Needless to say, I am by no means the first person to have thought of training a dog this way. (In fact, it took rather a long time for the penny to drop with me.) Dr C.W. Meisterfeld, an American canine psychoanalyst who is the first dog psychologist to have been certified as an expert witness by the US judiciary, has been developing a dog training method based on positive reinforcement since 1944. In 1957 he entered the competitive world of American Kennel Club obedience to prove that these principles could be successful in training a German Shorthaired Pointer which others considered (at that time) a breed that was far too stubborn (ring any bells?) for competitive obedience. On November 10, 1957 at the Southern Michigan Obedience Training Club show, Meisterfeld's bitch "Baroness Meisterfeld" received her third leg and the Canine Distinction Award for AKC obedience for earning an average score of 196-1/2 at three consecutive shows inside of seven days. In 1962 "Baroness Meisterfeld C.D.X." won the National German Shorthair Pointer Retriever Championship with a (considered impossible) perfect score of 500 points. She retained the championship for 1963 and 1964 where she also won the 1964 National All German Pointing Breeds Championship.
And using similar methods, other trainers have achieved such titles and awards as:
and many more.
Beyond belief? Not at all.
End of part one. For a discussion of how the method works, see the next issue of Dobe Capers, which will appear in about three months time, or possibly later, depending on how busy the committee are .

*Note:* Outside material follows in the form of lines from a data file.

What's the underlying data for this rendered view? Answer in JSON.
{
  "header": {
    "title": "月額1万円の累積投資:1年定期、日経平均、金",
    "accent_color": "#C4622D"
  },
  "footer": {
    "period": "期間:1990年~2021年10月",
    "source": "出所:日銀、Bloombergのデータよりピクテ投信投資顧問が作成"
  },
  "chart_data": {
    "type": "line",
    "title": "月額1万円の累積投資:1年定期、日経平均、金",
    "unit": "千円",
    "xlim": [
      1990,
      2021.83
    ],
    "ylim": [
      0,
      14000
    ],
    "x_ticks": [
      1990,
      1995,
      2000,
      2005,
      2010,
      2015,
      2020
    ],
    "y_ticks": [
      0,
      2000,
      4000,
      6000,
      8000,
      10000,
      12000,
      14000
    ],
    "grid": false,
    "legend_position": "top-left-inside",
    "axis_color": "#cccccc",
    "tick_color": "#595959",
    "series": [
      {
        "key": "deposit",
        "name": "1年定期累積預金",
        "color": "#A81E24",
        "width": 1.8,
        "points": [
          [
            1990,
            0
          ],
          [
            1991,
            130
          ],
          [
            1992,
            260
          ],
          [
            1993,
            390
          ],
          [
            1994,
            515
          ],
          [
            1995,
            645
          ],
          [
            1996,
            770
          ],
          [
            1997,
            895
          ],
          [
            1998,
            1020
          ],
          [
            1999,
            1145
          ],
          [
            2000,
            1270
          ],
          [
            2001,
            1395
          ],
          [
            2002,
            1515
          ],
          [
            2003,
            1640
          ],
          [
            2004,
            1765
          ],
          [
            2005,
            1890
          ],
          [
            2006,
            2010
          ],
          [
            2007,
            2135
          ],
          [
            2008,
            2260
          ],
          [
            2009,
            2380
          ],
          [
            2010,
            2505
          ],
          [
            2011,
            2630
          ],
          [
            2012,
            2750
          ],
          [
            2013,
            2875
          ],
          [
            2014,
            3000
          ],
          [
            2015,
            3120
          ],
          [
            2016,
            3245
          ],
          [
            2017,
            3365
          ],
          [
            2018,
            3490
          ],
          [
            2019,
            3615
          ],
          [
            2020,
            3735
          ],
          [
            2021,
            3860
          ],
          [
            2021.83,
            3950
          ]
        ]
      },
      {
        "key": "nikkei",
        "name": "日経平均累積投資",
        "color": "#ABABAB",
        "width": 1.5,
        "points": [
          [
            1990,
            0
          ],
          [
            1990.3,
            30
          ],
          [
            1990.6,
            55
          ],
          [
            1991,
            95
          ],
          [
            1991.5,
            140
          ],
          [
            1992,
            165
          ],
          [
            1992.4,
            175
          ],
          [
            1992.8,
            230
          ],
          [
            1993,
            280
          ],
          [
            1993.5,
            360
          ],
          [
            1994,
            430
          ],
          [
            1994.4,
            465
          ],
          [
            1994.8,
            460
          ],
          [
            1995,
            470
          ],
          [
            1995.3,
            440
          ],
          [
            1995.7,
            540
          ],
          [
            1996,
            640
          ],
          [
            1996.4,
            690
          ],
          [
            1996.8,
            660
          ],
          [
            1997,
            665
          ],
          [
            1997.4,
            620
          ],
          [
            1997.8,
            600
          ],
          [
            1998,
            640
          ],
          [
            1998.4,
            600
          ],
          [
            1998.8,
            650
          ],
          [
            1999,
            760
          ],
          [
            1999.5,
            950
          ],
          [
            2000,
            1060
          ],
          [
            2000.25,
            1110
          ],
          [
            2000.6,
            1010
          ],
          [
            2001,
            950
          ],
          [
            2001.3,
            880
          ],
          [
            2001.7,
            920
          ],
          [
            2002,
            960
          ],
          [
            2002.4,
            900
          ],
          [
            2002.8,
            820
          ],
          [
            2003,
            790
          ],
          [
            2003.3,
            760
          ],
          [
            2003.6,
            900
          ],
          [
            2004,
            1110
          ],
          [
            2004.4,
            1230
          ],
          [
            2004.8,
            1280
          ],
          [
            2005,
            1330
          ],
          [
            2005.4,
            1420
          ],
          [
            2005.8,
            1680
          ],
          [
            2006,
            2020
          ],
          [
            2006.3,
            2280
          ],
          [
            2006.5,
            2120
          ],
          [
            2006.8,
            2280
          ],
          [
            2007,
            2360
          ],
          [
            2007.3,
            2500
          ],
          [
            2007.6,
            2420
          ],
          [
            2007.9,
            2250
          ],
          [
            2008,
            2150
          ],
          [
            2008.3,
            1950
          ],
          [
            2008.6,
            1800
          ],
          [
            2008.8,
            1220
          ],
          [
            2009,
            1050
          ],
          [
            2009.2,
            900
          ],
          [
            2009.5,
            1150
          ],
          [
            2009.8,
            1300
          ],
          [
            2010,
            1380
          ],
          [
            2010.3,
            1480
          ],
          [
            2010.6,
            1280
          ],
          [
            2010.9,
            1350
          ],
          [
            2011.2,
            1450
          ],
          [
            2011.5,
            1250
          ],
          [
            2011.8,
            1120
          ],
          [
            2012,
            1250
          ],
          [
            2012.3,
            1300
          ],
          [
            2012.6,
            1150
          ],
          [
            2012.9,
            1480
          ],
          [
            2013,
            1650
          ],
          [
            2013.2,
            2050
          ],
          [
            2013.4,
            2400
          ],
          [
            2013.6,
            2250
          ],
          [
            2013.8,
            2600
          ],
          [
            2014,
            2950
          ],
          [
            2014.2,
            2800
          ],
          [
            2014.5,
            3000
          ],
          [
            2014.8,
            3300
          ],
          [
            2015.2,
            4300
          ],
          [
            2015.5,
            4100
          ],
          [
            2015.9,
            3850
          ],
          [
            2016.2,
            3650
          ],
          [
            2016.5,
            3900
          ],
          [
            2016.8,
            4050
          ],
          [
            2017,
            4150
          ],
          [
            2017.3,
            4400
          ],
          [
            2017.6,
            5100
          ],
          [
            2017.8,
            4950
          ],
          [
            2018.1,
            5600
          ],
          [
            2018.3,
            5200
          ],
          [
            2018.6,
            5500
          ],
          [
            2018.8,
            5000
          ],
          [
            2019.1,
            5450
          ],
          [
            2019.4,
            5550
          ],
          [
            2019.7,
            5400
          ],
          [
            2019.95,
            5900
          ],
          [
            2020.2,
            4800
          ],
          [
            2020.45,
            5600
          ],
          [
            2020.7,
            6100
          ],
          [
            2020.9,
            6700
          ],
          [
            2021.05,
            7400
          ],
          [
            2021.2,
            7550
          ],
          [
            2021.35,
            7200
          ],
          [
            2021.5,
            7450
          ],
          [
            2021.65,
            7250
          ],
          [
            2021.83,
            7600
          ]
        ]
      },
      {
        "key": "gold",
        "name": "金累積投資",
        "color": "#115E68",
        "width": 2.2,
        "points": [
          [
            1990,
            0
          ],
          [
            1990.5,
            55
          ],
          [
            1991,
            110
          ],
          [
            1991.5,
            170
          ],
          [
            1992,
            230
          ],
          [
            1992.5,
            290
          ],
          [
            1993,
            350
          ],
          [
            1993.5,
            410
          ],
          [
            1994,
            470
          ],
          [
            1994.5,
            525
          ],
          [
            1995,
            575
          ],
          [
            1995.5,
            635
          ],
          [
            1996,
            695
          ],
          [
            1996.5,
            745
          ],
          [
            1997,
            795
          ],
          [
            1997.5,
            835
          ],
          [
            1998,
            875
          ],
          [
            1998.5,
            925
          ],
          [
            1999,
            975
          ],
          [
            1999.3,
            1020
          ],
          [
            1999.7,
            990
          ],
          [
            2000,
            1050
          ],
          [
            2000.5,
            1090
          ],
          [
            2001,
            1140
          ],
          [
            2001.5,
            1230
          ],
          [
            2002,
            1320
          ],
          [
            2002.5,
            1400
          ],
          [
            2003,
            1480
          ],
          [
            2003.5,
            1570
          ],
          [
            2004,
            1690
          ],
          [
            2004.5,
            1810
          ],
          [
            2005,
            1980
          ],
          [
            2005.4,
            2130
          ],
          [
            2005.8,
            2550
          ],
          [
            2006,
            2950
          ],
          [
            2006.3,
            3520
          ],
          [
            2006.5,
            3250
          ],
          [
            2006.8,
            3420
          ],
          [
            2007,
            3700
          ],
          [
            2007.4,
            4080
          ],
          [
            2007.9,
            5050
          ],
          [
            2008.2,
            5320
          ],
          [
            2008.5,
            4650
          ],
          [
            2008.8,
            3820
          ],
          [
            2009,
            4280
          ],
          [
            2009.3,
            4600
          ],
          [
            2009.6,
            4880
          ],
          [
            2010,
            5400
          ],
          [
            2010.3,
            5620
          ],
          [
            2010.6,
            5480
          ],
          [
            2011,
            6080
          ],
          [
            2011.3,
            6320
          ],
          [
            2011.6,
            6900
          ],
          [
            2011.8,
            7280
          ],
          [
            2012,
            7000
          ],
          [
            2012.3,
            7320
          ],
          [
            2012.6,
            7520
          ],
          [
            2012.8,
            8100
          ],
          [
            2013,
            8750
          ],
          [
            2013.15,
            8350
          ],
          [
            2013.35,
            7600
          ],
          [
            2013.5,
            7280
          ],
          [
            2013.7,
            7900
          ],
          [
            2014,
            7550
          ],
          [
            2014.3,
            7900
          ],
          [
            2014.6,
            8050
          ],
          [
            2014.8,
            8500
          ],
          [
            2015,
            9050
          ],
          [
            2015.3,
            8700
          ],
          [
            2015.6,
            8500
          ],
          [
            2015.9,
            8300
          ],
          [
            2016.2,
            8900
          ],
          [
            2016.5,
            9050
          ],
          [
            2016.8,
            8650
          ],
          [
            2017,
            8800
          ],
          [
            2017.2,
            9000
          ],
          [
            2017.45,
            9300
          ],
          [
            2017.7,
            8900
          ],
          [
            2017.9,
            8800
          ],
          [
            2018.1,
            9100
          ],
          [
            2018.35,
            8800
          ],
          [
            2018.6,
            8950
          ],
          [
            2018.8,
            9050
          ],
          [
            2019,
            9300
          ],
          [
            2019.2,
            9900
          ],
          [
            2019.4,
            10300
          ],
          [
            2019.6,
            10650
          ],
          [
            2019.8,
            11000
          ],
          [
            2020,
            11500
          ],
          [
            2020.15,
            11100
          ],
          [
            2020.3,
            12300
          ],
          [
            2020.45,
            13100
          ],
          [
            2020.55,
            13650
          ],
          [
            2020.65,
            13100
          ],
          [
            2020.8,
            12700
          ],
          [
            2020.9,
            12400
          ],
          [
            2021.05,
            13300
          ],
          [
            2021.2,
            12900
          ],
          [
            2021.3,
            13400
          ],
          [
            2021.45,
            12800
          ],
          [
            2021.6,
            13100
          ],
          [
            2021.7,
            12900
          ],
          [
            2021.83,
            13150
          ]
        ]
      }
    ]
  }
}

I beg your pardon? Oh, all right then, if you insist.
Operant conditioning: Operant conditioning is a natural learning process which was formally described and applied primarily by the American psychologist, Burrhus F. Skinner, an exciting and controversial figure in the development of psychology as a science. Beginning round about 1938, he developed a series of experiments to investigate learning in animals, and succeeded in doing things such as, for example, training a pigeon to peck only at a yellow disc, and to ignore discs of all other colours. Although Skinner would probably not have phrased it this way, the central idea behind his theory is that animals (and people) learn by trial and error, and will modify their behaviour in order to obtain a reward or to avoid something unpleasant. In the course of his experiments, he defined the term positive reinforcement, and several other related terms.
While it is not necessary to have a deep academic understanding of Skinners work in order to train a dog, understanding the most important terminology is extremely helpful as the methods used are somewhat different from those of traditional dog handling. While Skinner worked largely with pigeons, I will therefore try to explain his terminology using dog-handling exercises as examples.
Behaviour: A behaviour is something a dog does, such as sitting on command or pulling on the lead. It might be something you would like to get him to do, such as sitting on command. Getting him to do it the first time is called eliciting the behaviour. Getting him to learn to do it every time you ask is called establishing the behaviour. And getting him to keep on doing it instead of trying his luck is called maintaining the behaviour.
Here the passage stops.